Tinieblas y amanecer

George Allan England (1877-1936) aúna la biografía tradicional del escritor pulp, la publicación de una docena de seriales, algunos relatos cortos y cinco novelas de ciencia ficción bajo seudónimo, publicadas en las revistas del editor Frank A. Munsey, y la más atípica como aventurero y explorador.

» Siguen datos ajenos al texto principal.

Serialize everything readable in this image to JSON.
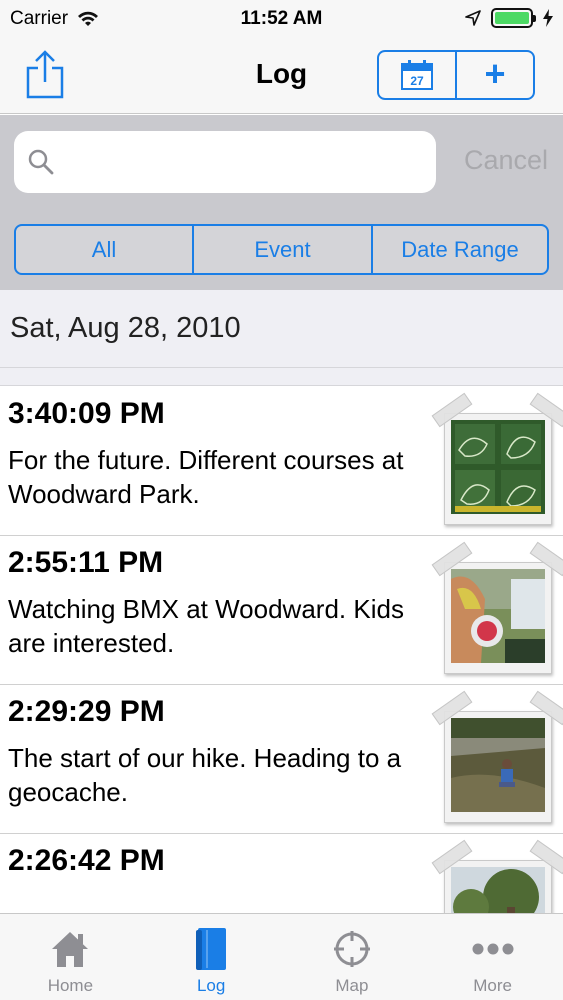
{
  "status_bar": {
    "carrier": "Carrier",
    "time": "11:52 AM",
    "battery_level": 1.0
  },
  "nav": {
    "title": "Log",
    "share_icon": "share-icon",
    "calendar_day": "27",
    "add_label": "+"
  },
  "search": {
    "placeholder": "",
    "cancel_label": "Cancel"
  },
  "filters": [
    {
      "label": "All"
    },
    {
      "label": "Event"
    },
    {
      "label": "Date Range"
    }
  ],
  "section": {
    "date": "Sat, Aug 28, 2010"
  },
  "log_entries": [
    {
      "time": "3:40:09 PM",
      "text": "For the future. Different courses at Woodward Park.",
      "thumbnail": "park-map-photo"
    },
    {
      "time": "2:55:11 PM",
      "text": "Watching BMX at Woodward. Kids are interested.",
      "thumbnail": "bmx-kid-photo"
    },
    {
      "time": "2:29:29 PM",
      "text": "The start of our hike. Heading to a geocache.",
      "thumbnail": "hike-photo"
    },
    {
      "time": "2:26:42 PM",
      "text": "",
      "thumbnail": "trees-photo"
    }
  ],
  "tab_bar": [
    {
      "label": "Home",
      "icon": "home-icon",
      "active": false
    },
    {
      "label": "Log",
      "icon": "book-icon",
      "active": true
    },
    {
      "label": "Map",
      "icon": "crosshair-icon",
      "active": false
    },
    {
      "label": "More",
      "icon": "more-icon",
      "active": false
    }
  ],
  "colors": {
    "accent": "#1a7ee6",
    "battery": "#4cd964",
    "tab_inactive": "#8e8e93"
  }
}
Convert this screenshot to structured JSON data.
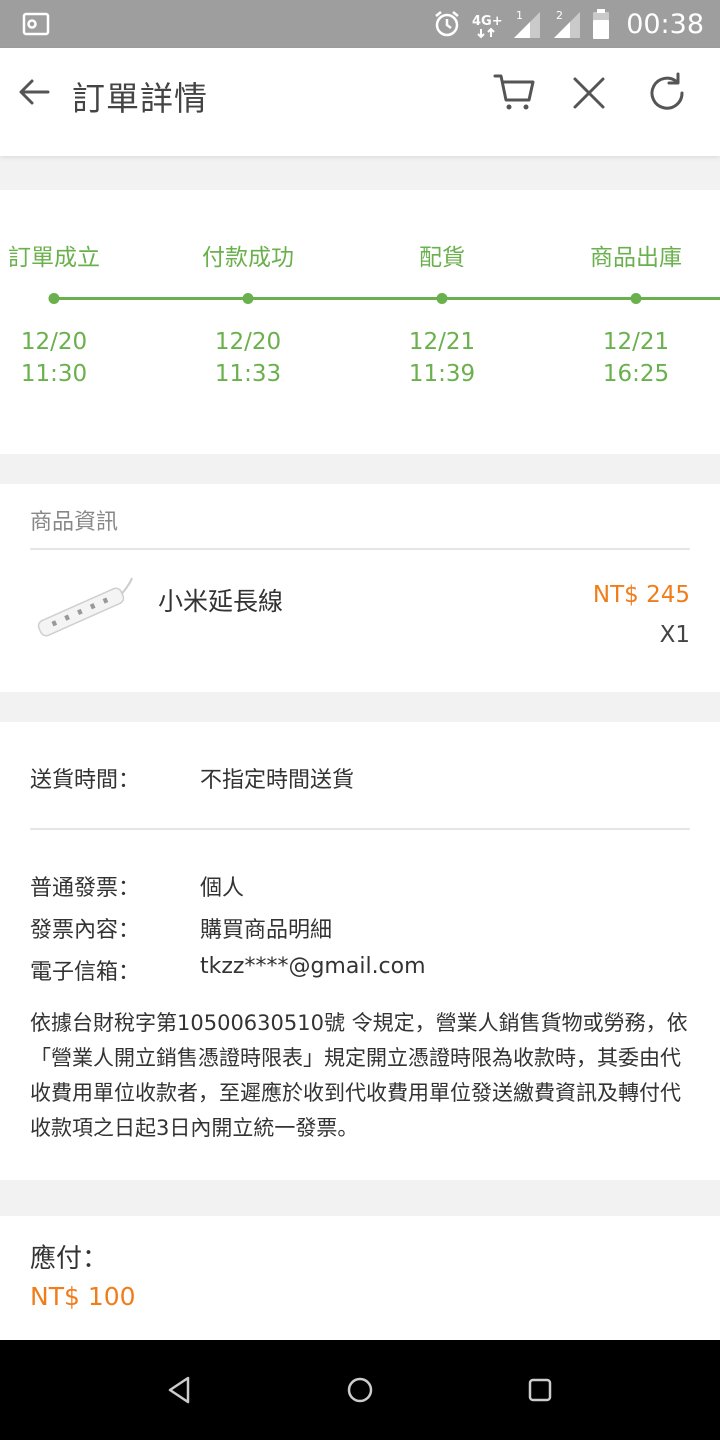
{
  "status_bar": {
    "time": "00:38",
    "icons": [
      "screenshot-icon",
      "alarm-icon",
      "4g-icon",
      "signal-sim1-icon",
      "signal-sim2-icon",
      "battery-icon"
    ]
  },
  "app_bar": {
    "title": "訂單詳情",
    "icons": [
      "back-arrow-icon",
      "cart-icon",
      "close-icon",
      "refresh-icon"
    ]
  },
  "timeline": {
    "steps": [
      {
        "label": "訂單成立",
        "date": "12/20",
        "time": "11:30"
      },
      {
        "label": "付款成功",
        "date": "12/20",
        "time": "11:33"
      },
      {
        "label": "配貨",
        "date": "12/21",
        "time": "11:39"
      },
      {
        "label": "商品出庫",
        "date": "12/21",
        "time": "16:25"
      }
    ]
  },
  "product_section": {
    "title": "商品資訊",
    "product": {
      "name": "小米延長線",
      "price": "NT$ 245",
      "qty": "X1"
    }
  },
  "info_section": {
    "delivery": {
      "label": "送貨時間：",
      "value": "不指定時間送貨"
    },
    "invoice_type": {
      "label": "普通發票：",
      "value": "個人"
    },
    "invoice_content": {
      "label": "發票內容：",
      "value": "購買商品明細"
    },
    "email": {
      "label": "電子信箱：",
      "value": "tkzz****@gmail.com"
    },
    "notice": "依據台財稅字第10500630510號 令規定，營業人銷售貨物或勞務，依「營業人開立銷售憑證時限表」規定開立憑證時限為收款時，其委由代收費用單位收款者，至遲應於收到代收費用單位發送繳費資訊及轉付代收款項之日起3日內開立統一發票。"
  },
  "total": {
    "label": "應付：",
    "value": "NT$ 100"
  },
  "colors": {
    "green": "#6ab04c",
    "orange": "#f07d1a"
  }
}
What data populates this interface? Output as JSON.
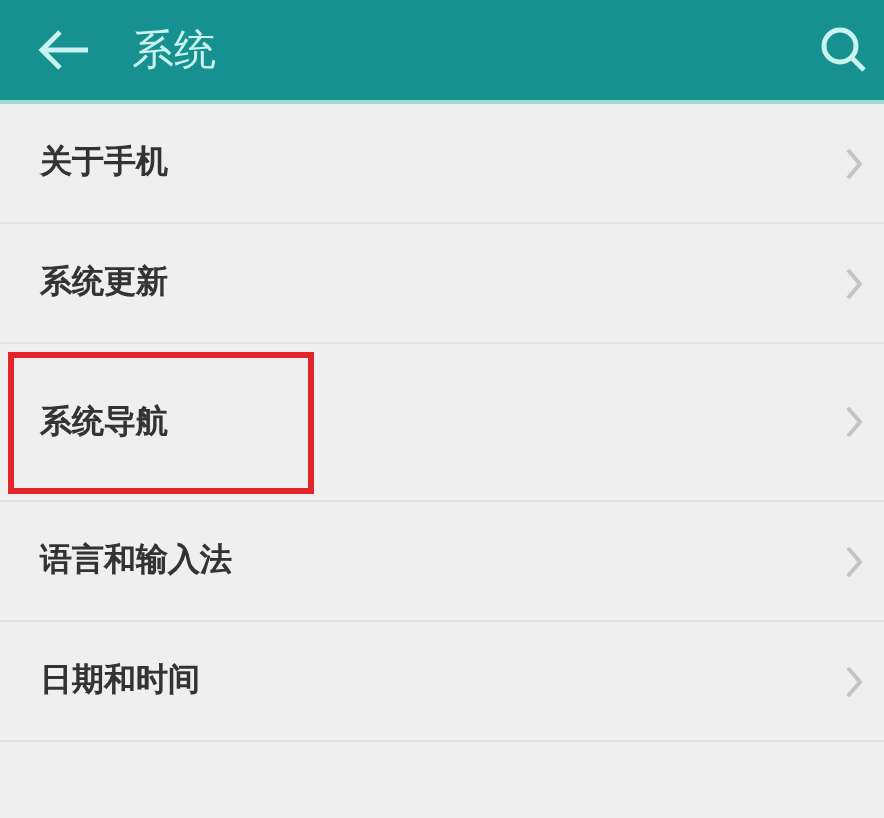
{
  "header": {
    "title": "系统"
  },
  "items": [
    {
      "label": "关于手机",
      "highlighted": false
    },
    {
      "label": "系统更新",
      "highlighted": false
    },
    {
      "label": "系统导航",
      "highlighted": true
    },
    {
      "label": "语言和输入法",
      "highlighted": false
    },
    {
      "label": "日期和时间",
      "highlighted": false
    }
  ]
}
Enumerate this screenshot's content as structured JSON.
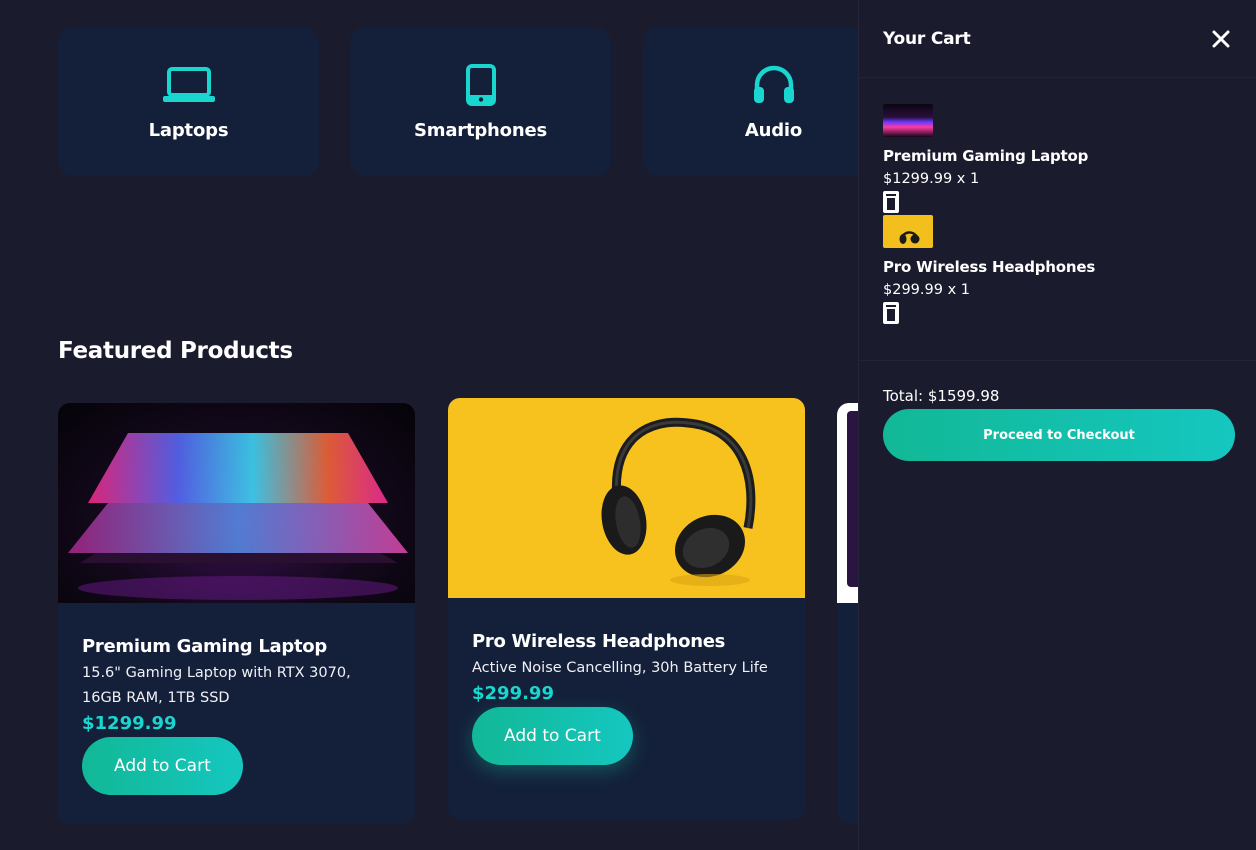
{
  "categories": [
    {
      "label": "Laptops",
      "icon": "laptop-icon"
    },
    {
      "label": "Smartphones",
      "icon": "smartphone-icon"
    },
    {
      "label": "Audio",
      "icon": "headphones-icon"
    }
  ],
  "featured": {
    "title": "Featured Products",
    "products": [
      {
        "title": "Premium Gaming Laptop",
        "description": "15.6\" Gaming Laptop with RTX 3070, 16GB RAM, 1TB SSD",
        "price": "$1299.99",
        "button": "Add to Cart"
      },
      {
        "title": "Pro Wireless Headphones",
        "description": "Active Noise Cancelling, 30h Battery Life",
        "price": "$299.99",
        "button": "Add to Cart"
      }
    ]
  },
  "cart": {
    "title": "Your Cart",
    "items": [
      {
        "name": "Premium Gaming Laptop",
        "price_qty": "$1299.99 x 1"
      },
      {
        "name": "Pro Wireless Headphones",
        "price_qty": "$299.99 x 1"
      }
    ],
    "total": "Total: $1599.98",
    "checkout": "Proceed to Checkout"
  },
  "colors": {
    "background": "#1b1b2e",
    "card": "#14203a",
    "accent": "#19d6cf",
    "button_gradient_start": "#12b896",
    "button_gradient_end": "#15c7c0"
  }
}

Algunos de sus títulos revelan influencias concretas, como The Thing from… Outside, muy influenciada por La isla del doctor Moreau (1896) y Los sauces (1907) Algernon Blackwood y su socialismo, evidenciado en The Golden Blight y The Air Trust, debe mucho a la obra de Jack London. Pero esas influencias no fueron la clave para que, a juicio de su editor y un sector importante del público de la época, fuera el mayor rival de Edgar Rice Burroughs y, a juicio de Frank Munsey, su posible sucesor. Teniendo esto en cuenta, no parece aventurado considerar que la historia no se ha portado con total ecuanimidad con un autor que hizo de sus historias de mundo perdido uno de sus máximos hallazgos, reforzando un escenario en la iconografía popular tanto en su país, Estados Unidos, como en Francia.

ANTICIPO:
La idea de que pudiera haber otros de su clase en partes distantes de la tierra ocupó con fuerza el pensamiento de la muchacha. Al siguiente día volvió a sacar a relucir el tema a su compañero.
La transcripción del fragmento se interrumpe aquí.